On a much less violent and important level, I feel like sending the same message to a President every time I do my taxes.
Who exactly came up with this system, anyway? I know, Congress. Tax policy is public policy, so there are fingerprints everywhere.
Let's take an example. Thanks to some outside work, I have to pay self-employment tax. Here are some actual words from the form I had to fill:
Net earnings from self-employment. Multiply line 3 by 92.35% (.9235). If less than $400, do not file this schedule; you do not owe self-employment tax.
Self-employment tax: If the amount on line 4 is:
* $102,000 or less, multiply line 4 by 15.3% (.153). Enter the result here and on Form 1040, line 57.
* More than $102,000, multiply line 4 by 2.9% (.029). Then, add $12,648 to the result. Enter the total here and on Form 1040, line 57.
Deduction for one-half of self-employment tax. Multiply line 5 by 50% (.5). Enter the result here and on Form 1040, line 27.
Wouldn't you like to know how someone came up with 92.35%?
Then there's the capital gains tax form (check it out here). I feel like I'm taking English as a second language courses when I read that. These two examples are relatively common and simple; what happens with the complicated stuff?
I used to do my own taxes, and have switched to the computer program TaxCut for guidance in the past several years.

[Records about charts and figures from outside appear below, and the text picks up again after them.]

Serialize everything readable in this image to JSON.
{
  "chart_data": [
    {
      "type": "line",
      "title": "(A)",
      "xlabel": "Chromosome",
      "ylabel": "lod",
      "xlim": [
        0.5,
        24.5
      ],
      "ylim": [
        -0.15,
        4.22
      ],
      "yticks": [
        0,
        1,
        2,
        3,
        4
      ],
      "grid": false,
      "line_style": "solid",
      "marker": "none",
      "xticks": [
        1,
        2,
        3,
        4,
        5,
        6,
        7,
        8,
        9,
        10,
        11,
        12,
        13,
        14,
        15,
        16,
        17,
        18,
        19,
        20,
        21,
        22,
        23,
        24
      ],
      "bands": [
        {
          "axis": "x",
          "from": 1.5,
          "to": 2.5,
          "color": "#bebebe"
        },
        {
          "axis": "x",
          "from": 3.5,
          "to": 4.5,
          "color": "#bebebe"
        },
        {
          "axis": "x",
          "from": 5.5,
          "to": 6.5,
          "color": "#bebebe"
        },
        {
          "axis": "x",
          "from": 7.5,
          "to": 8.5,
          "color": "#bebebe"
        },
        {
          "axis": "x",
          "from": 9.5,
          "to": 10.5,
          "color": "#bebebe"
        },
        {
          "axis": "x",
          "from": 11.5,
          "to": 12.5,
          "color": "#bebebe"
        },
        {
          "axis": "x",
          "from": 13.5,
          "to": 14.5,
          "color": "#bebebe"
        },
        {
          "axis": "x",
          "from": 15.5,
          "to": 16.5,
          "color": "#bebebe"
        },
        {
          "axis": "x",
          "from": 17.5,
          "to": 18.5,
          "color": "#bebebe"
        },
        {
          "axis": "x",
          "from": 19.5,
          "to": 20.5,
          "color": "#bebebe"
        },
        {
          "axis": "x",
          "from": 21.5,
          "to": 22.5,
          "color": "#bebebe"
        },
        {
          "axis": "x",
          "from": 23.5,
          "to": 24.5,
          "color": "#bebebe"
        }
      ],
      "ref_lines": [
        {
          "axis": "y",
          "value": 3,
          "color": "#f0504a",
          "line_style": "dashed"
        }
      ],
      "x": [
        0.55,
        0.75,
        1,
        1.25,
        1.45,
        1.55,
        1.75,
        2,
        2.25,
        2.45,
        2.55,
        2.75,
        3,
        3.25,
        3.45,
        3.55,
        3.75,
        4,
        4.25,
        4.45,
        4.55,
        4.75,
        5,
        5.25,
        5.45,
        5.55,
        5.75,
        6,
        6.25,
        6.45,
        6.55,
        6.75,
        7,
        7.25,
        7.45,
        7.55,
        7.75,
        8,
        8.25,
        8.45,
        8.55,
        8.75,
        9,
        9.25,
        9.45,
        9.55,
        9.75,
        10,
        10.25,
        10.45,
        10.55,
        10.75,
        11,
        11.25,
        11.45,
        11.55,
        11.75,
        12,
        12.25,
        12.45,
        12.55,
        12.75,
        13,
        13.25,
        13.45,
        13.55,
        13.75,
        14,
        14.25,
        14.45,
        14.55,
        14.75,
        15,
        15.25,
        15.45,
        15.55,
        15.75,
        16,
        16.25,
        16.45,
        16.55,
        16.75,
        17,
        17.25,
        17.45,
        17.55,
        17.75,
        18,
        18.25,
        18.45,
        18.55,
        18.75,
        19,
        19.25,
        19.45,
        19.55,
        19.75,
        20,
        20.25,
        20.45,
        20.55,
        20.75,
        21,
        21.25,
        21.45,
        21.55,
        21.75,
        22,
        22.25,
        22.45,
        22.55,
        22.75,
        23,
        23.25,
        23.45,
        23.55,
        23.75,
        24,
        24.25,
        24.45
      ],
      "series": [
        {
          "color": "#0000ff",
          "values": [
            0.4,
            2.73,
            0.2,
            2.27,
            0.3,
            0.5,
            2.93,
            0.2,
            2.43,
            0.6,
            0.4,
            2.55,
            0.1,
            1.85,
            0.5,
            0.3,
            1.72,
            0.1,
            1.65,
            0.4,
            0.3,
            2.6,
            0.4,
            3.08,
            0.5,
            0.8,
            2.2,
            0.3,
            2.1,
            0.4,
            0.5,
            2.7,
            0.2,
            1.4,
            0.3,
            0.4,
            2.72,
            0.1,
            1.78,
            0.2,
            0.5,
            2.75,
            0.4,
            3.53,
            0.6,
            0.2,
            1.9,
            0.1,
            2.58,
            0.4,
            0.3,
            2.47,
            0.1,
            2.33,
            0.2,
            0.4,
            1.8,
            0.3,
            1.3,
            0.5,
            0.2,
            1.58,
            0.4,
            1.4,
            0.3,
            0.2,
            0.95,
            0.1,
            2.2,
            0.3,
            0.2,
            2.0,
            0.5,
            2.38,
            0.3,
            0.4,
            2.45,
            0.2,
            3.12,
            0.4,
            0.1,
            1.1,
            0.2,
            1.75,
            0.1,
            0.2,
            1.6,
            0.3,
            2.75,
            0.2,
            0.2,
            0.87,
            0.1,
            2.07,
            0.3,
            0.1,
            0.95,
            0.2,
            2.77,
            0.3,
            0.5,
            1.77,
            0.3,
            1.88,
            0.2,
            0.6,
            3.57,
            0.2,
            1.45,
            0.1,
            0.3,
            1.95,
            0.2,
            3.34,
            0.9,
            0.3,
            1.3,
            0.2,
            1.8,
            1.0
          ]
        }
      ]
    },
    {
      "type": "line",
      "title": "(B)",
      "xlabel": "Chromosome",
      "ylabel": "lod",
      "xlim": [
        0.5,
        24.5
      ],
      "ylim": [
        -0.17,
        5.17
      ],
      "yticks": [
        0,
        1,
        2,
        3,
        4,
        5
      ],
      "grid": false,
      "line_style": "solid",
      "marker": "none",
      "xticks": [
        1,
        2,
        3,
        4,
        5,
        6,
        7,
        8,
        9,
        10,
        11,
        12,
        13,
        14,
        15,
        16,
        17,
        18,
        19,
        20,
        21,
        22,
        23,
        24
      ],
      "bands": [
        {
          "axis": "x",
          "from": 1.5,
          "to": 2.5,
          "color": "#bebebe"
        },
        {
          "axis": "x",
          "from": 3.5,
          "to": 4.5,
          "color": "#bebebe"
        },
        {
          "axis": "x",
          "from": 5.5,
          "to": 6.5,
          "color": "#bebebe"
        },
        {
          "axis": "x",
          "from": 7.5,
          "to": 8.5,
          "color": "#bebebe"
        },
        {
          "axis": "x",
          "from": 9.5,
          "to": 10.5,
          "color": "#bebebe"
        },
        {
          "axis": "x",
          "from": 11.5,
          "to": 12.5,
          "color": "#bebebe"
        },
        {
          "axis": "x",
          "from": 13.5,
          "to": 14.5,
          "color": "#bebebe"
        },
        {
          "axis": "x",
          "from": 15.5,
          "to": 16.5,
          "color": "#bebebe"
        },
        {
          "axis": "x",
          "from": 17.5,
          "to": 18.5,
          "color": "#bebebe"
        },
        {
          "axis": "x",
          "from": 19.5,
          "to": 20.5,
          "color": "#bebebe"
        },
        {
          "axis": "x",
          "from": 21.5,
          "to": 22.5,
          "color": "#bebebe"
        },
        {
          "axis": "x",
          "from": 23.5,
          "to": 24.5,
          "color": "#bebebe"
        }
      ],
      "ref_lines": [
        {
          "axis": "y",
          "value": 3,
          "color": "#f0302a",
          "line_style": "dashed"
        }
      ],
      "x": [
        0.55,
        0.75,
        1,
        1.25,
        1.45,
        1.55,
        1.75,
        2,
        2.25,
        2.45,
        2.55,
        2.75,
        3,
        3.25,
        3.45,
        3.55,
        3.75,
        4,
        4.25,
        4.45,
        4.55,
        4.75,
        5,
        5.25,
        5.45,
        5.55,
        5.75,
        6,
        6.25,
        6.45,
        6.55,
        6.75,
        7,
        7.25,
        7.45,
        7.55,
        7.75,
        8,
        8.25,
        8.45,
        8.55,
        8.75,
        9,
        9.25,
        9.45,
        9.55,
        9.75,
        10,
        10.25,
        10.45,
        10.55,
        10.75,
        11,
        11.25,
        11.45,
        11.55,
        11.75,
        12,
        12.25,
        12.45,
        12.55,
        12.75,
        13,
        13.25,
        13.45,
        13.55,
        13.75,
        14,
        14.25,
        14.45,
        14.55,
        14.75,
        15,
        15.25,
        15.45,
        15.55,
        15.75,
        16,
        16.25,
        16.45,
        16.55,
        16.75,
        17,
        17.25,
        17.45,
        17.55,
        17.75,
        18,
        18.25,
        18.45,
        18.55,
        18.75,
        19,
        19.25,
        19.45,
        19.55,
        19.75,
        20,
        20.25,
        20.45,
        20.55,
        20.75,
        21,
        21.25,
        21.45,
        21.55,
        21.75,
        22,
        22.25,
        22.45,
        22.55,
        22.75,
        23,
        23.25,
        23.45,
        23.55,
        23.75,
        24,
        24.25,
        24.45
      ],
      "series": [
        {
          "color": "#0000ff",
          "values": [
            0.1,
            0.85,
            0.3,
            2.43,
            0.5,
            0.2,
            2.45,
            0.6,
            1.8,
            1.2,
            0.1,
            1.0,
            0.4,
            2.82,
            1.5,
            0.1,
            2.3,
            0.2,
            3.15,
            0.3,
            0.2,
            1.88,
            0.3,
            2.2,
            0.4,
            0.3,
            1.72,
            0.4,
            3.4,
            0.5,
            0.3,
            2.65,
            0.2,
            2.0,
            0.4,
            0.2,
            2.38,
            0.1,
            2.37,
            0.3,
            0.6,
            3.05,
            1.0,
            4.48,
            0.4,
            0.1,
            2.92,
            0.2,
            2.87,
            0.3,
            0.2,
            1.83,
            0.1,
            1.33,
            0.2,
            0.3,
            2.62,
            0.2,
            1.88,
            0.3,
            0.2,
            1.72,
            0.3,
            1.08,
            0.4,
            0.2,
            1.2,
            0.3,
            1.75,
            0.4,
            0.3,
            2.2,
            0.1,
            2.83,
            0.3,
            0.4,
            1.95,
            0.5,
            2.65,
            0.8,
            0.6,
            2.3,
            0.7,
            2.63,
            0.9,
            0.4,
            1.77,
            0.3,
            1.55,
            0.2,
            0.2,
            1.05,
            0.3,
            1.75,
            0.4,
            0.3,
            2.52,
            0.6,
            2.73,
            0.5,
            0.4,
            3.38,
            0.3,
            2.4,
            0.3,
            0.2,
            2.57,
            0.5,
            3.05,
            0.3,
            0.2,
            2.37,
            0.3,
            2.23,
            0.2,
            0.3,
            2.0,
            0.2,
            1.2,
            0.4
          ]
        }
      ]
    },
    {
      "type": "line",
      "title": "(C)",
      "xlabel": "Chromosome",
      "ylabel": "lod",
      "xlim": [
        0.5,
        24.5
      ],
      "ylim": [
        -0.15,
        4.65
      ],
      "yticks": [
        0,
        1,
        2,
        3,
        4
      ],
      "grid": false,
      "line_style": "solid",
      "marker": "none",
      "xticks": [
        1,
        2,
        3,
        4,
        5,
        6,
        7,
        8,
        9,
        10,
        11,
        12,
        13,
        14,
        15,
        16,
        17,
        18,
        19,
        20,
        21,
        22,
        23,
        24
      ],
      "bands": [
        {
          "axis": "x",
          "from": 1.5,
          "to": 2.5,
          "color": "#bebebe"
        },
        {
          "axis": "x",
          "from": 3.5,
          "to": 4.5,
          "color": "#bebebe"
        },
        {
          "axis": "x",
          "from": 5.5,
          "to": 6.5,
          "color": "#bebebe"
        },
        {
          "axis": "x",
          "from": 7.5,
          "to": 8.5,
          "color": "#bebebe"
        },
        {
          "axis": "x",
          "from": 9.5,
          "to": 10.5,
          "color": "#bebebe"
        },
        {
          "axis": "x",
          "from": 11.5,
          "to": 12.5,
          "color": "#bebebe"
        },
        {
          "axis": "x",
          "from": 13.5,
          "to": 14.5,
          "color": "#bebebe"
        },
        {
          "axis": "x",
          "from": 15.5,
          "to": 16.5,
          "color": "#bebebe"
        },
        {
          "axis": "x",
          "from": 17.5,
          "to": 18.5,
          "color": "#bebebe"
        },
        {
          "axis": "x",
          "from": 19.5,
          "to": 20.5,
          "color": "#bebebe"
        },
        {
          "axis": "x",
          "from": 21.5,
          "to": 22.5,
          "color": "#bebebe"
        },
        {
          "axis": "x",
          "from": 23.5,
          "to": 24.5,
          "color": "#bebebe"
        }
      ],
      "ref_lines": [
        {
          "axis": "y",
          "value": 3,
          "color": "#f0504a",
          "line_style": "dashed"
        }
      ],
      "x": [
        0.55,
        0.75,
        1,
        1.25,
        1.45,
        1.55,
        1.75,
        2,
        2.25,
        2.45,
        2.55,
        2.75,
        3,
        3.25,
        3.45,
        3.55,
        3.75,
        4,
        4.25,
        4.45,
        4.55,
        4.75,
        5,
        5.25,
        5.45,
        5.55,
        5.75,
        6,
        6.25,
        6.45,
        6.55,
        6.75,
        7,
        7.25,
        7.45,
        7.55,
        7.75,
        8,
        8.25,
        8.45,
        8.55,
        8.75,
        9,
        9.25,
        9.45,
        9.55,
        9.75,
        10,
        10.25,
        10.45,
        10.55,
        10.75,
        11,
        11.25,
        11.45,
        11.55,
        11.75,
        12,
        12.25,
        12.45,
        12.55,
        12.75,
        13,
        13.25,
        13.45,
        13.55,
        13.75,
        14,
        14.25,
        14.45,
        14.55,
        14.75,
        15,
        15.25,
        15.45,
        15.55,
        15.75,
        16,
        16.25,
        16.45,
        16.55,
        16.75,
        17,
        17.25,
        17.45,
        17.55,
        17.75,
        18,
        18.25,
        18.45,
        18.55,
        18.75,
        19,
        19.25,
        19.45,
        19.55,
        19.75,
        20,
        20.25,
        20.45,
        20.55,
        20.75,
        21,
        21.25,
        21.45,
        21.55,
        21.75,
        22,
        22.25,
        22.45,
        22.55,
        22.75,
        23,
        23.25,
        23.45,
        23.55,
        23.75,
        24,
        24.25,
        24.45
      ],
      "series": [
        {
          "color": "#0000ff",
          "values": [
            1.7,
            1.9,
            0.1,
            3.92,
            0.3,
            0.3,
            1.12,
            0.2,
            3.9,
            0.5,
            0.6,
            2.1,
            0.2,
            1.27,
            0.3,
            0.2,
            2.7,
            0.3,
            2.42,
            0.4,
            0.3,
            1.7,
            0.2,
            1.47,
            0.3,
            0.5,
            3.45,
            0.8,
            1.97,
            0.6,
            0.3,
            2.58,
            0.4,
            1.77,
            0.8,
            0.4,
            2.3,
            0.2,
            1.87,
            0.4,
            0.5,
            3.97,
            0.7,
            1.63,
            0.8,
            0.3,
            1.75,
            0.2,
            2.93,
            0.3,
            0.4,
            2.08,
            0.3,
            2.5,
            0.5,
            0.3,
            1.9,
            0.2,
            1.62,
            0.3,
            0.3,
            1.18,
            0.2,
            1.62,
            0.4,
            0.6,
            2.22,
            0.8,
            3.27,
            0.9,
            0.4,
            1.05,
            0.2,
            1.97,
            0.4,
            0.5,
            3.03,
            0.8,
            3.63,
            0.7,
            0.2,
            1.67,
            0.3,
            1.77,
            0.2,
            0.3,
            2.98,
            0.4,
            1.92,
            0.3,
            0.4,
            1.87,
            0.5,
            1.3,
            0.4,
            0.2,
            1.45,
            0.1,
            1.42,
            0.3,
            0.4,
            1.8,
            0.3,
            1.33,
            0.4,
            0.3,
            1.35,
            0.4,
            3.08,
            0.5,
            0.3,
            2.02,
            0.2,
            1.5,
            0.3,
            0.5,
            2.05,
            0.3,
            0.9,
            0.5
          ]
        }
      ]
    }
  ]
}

I admire the pluck of anyone who tries to do his or her own tax return without a computer if they have any deductions or outside income and/or if they don't have an accounting degree.
If any Congressional candidate pledges to greatly simplify the tax code (maybe not to the level of the Steve Forbes flat tax, but you get the idea), he or she will get my vote ... particularly if there's a special election just before April 15.